Mike Laven, chief executive officer of cloudbased payments platform Currencycloud, said ahead of the referendum vote that it was already taking steps to become regulated in another EU country as a hedge against Britain leaving the 28-nation bloc. Because this can be a timeconsuming and expensive process, it may put British fintech firms at a substantial disadvantage compared to rivals based within the EU.
“The harmonization of financial regulation is a huge, huge asset to British financial services firms,” said Tom Blomfield, co-founder of Mondo, a startup financial services company currently applying for a banking license in Britain, in an interview just ahead of the referendum vote.
BrickVest, a 10-person London startup that offers retail investors the ability to access commercial real estate deals, said that it will move its headquarters to either Paris or Berlin.
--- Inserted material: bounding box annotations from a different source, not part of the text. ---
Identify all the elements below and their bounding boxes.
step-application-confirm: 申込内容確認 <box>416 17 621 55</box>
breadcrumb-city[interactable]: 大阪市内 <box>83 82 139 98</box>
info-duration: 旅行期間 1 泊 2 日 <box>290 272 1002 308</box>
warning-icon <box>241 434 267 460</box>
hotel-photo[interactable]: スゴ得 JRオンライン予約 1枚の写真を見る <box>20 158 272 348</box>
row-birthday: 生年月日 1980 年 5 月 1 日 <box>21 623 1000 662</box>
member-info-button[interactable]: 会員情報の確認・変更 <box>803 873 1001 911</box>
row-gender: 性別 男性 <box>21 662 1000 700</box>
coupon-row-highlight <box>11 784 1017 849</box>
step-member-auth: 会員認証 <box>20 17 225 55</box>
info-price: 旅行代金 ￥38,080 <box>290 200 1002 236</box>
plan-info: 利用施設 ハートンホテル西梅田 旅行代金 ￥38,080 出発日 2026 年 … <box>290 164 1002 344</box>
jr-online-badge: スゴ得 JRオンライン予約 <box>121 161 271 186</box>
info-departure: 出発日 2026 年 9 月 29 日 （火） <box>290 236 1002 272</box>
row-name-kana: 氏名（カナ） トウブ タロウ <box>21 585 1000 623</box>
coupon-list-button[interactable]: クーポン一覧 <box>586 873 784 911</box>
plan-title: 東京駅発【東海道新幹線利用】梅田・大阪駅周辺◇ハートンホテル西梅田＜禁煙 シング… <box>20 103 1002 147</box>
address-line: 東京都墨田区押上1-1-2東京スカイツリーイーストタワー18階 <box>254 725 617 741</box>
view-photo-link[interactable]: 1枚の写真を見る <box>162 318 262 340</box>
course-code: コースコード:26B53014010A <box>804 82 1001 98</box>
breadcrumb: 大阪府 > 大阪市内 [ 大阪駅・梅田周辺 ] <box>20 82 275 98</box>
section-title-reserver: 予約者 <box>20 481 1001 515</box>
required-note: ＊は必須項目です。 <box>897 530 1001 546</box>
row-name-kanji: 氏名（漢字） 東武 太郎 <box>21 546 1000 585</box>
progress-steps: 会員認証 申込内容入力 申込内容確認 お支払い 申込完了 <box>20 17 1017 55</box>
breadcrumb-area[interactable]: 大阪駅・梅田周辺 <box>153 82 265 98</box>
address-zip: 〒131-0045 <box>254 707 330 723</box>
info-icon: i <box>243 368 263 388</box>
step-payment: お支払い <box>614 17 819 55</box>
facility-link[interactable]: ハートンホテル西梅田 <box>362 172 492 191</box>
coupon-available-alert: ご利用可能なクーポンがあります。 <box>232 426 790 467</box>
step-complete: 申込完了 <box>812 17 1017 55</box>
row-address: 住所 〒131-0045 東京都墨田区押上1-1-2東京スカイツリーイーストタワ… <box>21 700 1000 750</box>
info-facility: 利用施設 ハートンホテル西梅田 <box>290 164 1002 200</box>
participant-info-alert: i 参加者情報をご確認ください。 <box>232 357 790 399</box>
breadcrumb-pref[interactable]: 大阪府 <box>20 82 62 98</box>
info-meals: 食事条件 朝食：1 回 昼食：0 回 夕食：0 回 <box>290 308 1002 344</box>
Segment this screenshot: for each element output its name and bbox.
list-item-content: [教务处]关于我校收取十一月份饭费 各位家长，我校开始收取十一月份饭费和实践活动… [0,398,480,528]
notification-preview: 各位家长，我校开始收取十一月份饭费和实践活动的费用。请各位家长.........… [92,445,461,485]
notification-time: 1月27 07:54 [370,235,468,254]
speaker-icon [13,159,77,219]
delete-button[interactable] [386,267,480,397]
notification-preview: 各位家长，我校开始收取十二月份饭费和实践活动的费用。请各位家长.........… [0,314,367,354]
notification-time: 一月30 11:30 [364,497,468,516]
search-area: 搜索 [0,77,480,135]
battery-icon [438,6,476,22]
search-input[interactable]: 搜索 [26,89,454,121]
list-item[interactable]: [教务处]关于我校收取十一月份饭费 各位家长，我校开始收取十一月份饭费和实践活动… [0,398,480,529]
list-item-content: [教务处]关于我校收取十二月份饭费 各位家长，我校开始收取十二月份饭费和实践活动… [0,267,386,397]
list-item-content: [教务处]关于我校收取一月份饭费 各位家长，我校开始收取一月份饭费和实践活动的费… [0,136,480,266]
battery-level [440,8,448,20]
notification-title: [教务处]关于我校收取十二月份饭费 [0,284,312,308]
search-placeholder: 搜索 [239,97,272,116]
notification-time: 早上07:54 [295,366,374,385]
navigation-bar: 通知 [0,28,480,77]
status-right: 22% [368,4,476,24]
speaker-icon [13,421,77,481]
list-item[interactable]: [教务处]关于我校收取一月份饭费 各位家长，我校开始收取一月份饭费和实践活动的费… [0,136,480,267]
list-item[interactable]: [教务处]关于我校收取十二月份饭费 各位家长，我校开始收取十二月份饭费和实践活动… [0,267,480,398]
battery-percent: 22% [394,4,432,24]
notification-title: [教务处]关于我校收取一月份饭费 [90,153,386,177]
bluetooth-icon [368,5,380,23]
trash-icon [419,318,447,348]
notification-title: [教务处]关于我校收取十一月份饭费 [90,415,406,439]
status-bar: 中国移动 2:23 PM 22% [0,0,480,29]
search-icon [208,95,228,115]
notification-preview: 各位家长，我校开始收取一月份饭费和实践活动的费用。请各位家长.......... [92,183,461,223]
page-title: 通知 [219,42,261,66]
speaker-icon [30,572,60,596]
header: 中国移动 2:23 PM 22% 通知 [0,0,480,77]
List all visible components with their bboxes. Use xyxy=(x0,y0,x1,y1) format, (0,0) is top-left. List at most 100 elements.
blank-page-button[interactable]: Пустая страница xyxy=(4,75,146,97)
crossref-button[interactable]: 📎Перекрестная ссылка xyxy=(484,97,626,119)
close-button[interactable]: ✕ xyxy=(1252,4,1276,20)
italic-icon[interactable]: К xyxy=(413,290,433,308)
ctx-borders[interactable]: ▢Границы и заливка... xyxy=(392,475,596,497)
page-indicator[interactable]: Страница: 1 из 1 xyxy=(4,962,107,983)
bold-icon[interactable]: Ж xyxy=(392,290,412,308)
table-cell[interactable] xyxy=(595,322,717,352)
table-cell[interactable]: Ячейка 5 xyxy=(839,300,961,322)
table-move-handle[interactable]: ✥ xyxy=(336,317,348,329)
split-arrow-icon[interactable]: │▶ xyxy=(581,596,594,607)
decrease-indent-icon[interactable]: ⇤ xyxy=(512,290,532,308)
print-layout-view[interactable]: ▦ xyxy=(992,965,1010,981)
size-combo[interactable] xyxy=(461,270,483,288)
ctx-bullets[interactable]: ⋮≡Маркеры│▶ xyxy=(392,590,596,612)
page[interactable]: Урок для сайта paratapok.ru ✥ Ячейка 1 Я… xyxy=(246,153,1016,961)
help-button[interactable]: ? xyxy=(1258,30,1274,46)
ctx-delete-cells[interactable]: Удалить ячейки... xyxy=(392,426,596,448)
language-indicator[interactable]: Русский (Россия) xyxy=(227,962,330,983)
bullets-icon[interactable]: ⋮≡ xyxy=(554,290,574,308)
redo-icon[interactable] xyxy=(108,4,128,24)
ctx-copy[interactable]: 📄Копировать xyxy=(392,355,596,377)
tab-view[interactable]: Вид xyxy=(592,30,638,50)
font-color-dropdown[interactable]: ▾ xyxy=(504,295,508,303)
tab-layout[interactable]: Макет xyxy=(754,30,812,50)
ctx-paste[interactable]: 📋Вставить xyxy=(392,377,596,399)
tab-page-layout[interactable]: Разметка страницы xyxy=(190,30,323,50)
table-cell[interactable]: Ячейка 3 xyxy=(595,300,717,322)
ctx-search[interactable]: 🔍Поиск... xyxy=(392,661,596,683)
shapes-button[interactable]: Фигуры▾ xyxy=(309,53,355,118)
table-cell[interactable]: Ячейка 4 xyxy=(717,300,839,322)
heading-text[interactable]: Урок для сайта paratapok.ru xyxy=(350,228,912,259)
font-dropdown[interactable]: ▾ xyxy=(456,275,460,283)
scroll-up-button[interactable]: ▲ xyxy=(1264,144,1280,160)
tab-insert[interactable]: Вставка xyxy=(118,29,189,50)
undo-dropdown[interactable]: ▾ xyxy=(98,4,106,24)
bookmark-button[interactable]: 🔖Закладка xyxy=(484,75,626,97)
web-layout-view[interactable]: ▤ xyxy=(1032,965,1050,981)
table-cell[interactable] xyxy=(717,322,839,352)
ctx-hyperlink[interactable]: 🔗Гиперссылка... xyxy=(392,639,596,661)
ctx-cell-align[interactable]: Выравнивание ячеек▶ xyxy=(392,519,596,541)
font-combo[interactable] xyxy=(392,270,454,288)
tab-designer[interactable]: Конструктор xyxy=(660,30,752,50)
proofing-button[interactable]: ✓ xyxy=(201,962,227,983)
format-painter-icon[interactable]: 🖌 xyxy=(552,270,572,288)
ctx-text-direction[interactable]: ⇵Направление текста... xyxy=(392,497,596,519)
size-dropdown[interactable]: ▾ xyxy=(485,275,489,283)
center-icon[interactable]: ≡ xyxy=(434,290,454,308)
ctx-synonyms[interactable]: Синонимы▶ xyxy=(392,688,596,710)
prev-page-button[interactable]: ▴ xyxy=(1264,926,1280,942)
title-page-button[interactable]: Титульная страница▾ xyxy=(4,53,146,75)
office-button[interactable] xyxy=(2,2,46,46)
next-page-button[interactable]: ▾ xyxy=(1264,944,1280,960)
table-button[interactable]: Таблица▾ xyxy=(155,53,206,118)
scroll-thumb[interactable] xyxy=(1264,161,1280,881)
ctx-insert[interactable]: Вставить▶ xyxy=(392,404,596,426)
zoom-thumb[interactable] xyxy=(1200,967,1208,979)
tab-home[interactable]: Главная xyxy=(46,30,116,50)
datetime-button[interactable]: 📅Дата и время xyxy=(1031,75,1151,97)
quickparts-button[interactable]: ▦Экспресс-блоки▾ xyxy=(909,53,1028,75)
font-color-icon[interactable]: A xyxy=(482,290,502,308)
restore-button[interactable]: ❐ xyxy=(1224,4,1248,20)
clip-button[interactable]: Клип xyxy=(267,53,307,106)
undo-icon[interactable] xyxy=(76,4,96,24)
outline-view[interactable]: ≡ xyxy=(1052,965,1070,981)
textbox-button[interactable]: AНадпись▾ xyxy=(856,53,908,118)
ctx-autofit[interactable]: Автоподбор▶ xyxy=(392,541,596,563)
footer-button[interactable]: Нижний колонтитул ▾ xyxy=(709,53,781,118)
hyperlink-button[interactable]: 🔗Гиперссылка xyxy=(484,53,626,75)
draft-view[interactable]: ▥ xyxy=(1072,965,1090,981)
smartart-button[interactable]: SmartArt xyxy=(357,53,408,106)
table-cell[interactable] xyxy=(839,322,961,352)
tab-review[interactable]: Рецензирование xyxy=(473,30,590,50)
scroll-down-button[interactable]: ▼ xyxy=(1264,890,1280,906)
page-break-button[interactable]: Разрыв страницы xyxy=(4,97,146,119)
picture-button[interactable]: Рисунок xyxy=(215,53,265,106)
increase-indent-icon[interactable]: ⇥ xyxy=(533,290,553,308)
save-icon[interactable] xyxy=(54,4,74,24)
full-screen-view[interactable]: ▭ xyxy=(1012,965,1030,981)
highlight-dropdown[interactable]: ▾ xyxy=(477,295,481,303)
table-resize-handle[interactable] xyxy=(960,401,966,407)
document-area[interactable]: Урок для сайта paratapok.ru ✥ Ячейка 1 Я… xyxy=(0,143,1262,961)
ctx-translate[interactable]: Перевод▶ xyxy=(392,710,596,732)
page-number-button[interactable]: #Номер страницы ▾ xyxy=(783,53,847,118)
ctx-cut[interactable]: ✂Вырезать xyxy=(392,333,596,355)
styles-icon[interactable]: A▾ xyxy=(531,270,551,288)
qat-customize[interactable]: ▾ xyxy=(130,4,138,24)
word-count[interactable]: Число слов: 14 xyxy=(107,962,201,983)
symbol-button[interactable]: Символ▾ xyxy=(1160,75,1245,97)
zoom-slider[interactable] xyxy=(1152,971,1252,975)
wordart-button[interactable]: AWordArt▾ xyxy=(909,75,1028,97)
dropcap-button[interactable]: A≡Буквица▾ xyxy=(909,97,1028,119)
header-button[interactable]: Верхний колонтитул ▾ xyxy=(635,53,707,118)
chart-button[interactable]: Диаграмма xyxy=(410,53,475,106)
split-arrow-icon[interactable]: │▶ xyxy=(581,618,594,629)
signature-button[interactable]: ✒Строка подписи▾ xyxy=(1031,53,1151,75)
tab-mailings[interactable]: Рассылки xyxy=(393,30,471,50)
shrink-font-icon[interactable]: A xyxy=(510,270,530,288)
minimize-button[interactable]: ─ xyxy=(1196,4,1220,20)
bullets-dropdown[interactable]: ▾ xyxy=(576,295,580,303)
“Continental Europe is our key market,” said Thomas Schneider, BrickVest’s chief investment officer and one of three co-founders. “We need to be in Continental Europe from a regulatory perspective.”
Schneider said he and his co-founders were looking at Berlin, because it offers cheaper costs and many of BrickVest’s real estate deals are in Germany, or Paris, because France may offer an easier licensing process and regulatory framework than Germany.
Schneider said that BrickVest would likely keep a small satellite office in Britain to serve British and Asian investors.
Britain’s government has invested time and money to develop a technology scene to supplement the country’s finance sector. The vote threatens the results of that effort, as companies and investors question whether the country is the global hub its leaders have tried to establish.
A London Apple Store customers takes a selfie with the staff. The stores will still be around, but other things may change.
Companies like Google’s parent, Alphabet, are still processing the impact of the British vote.